While Microsoft hasn't announced any changes in bCentral's pricing, it is trying to improve the service. The first step is the introduction of Microsoft Great Plains Small Business Manager, planned for later this year. The new program, the result of Microsoft's $1.1 billion purchase last December of Great Plains Software Inc., will offer features unavailable in bCentral's Finance Manager, such as payroll services, advanced financial analysis, and account balancing--which Small Business Suite already has.

Other improvements scheduled for the next 18 months include further integration of Microsoft's popular Office suite. BCentral users will be able to send and receive data between desktop versions of the software and bCentral, turning the Web service into a companywide network. Already, bCentral can be used with three programs: Microsoft Outlook, an e-mail and contact management module; Excel, a spreadsheet program; and FrontPage, a Web-site management tool. A fourth, intranet software called SharePoint, was made available on bCentral in late May. Using SharePoint, small businesses can create virtual meeting rooms and upload data directly from Office XP, the most recent version of Office.

WORK IN PROGRESS. For now, bCentral still has some kinks. For example, you can upload--but not download--an Excel spreadsheet to bCentral. And you can import lists--but not transactions--from Intuit Inc.'s QuickBooks, the most widely used small-business accounting program. Also needing help is the online help desk. Submit a question as prompted, and there's a good chance you'll receive an automated request to resubmit it. And SubmitIt!, a service that allows small businesses to submit the name of their bCentral Web site to search engines, "is a little unpredictable," concedes Satya Nadella, vice-president of bCentral at Microsoft.

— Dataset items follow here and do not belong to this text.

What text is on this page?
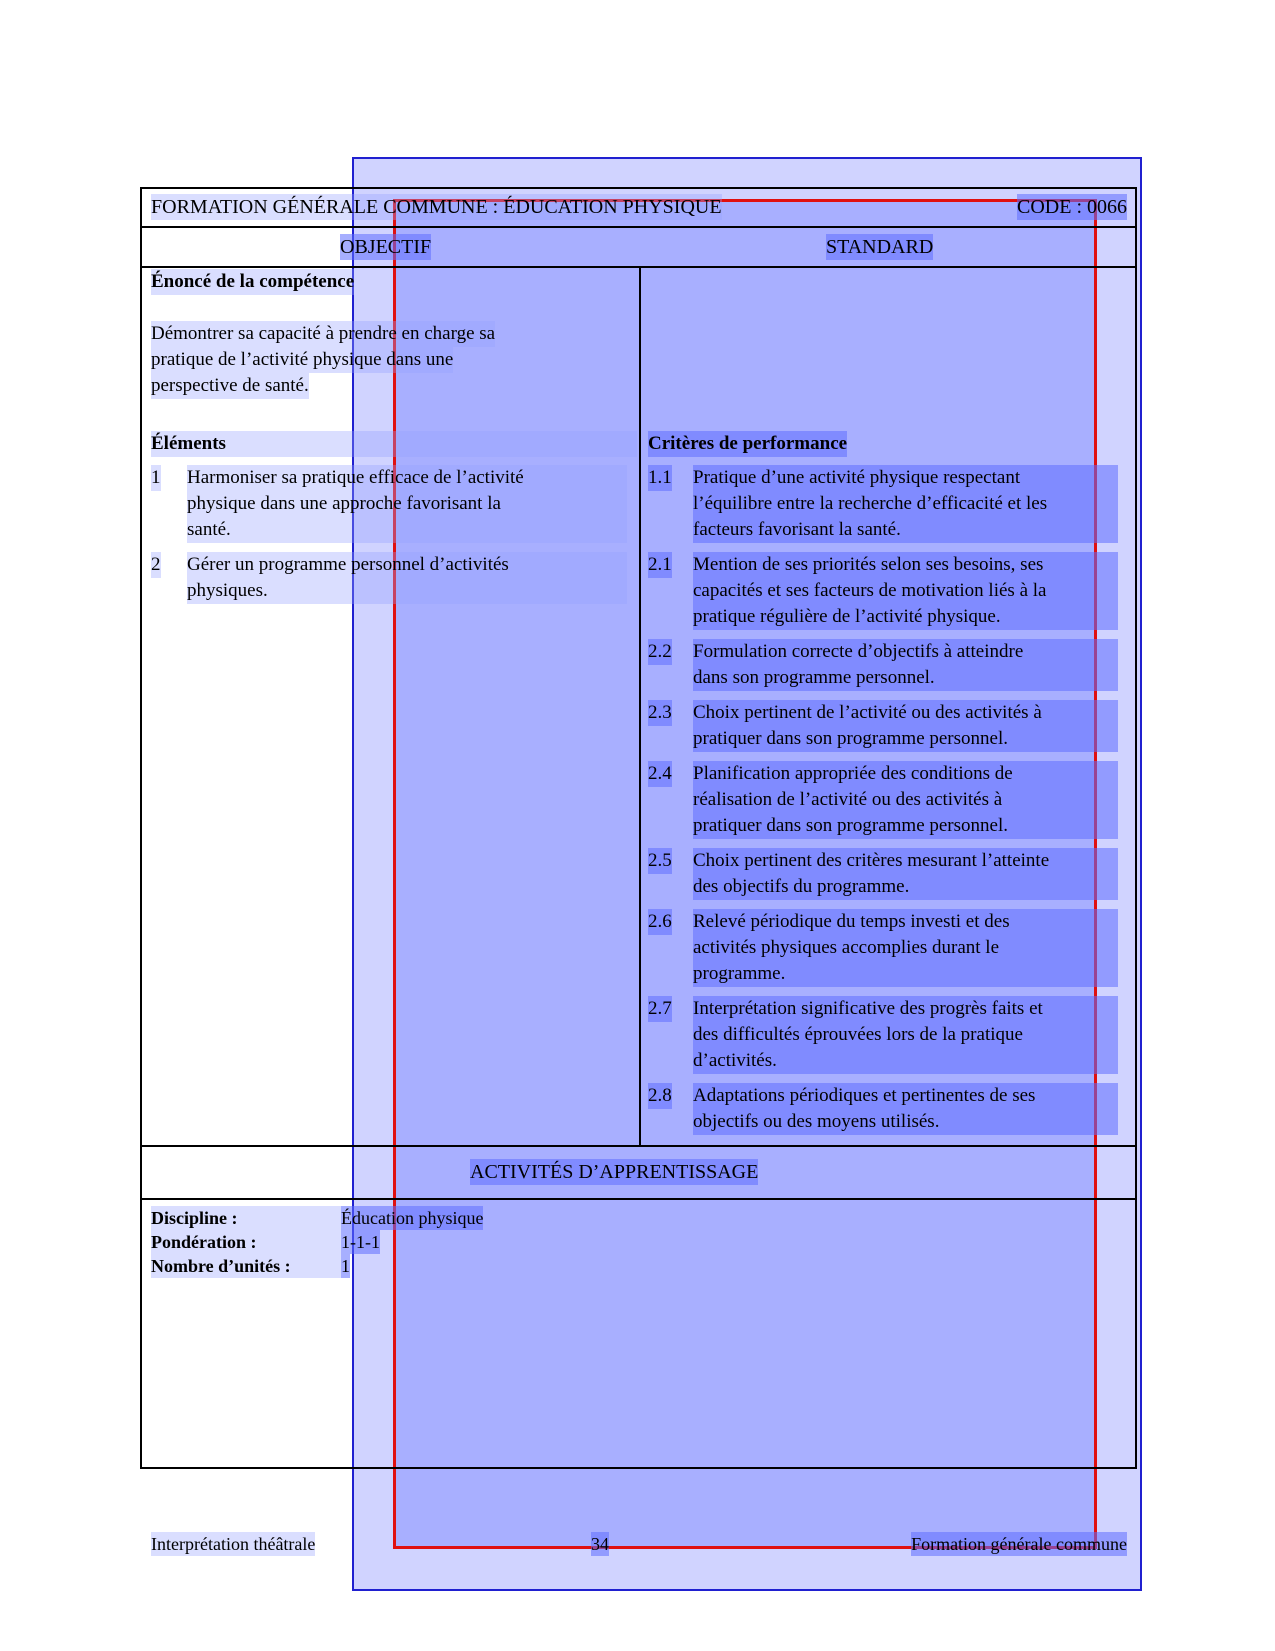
FORMATION GÉNÉRALE COMMUNE : ÉDUCATION PHYSIQUE	CODE : 0066
OBJECTIF	STANDARD
Énoncé de la compétence
Démontrer sa capacité à prendre en charge sa
pratique de l’activité physique dans une
perspective de santé.
Éléments
1 Harmoniser sa pratique efficace de l’activité
physique dans une approche favorisant la
santé.
2 Gérer un programme personnel d’activités
physiques.
Critères de performance
1.1 Pratique d’une activité physique respectant
l’équilibre entre la recherche d’efficacité et les
facteurs favorisant la santé.
2.1 Mention de ses priorités selon ses besoins, ses
capacités et ses facteurs de motivation liés à la
pratique régulière de l’activité physique.
2.2 Formulation correcte d’objectifs à atteindre
dans son programme personnel.
2.3 Choix pertinent de l’activité ou des activités à
pratiquer dans son programme personnel.
2.4 Planification appropriée des conditions de
réalisation de l’activité ou des activités à
pratiquer dans son programme personnel.
2.5 Choix pertinent des critères mesurant l’atteinte
des objectifs du programme.
2.6 Relevé périodique du temps investi et des
activités physiques accomplies durant le
programme.
2.7 Interprétation significative des progrès faits et
des difficultés éprouvées lors de la pratique
d’activités.
2.8 Adaptations périodiques et pertinentes de ses
objectifs ou des moyens utilisés.
ACTIVITÉS D’APPRENTISSAGE
Discipline :	Éducation physique
Pondération :	1-1-1
Nombre d’unités :	1
Interprétation théâtrale	34	Formation générale commune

Oracle has work to do, too. Its software to keep customer profiles updated is little more than a contact manager and calendar. Oracle says it will be replaced in October by an expanded program that will include an automated sales program that tracks whether a prospect has become a customer, and easier-to-use payroll software. Next year, Oracle plans to add human resources software and a supply-chain-management module--and you'll probably pay extra for them.

When all these improvements are complete, will you be persuaded to turn an old-line business into an online one? Maybe not. But rest assured, with Microsoft and Oracle hosting, the party has just begun.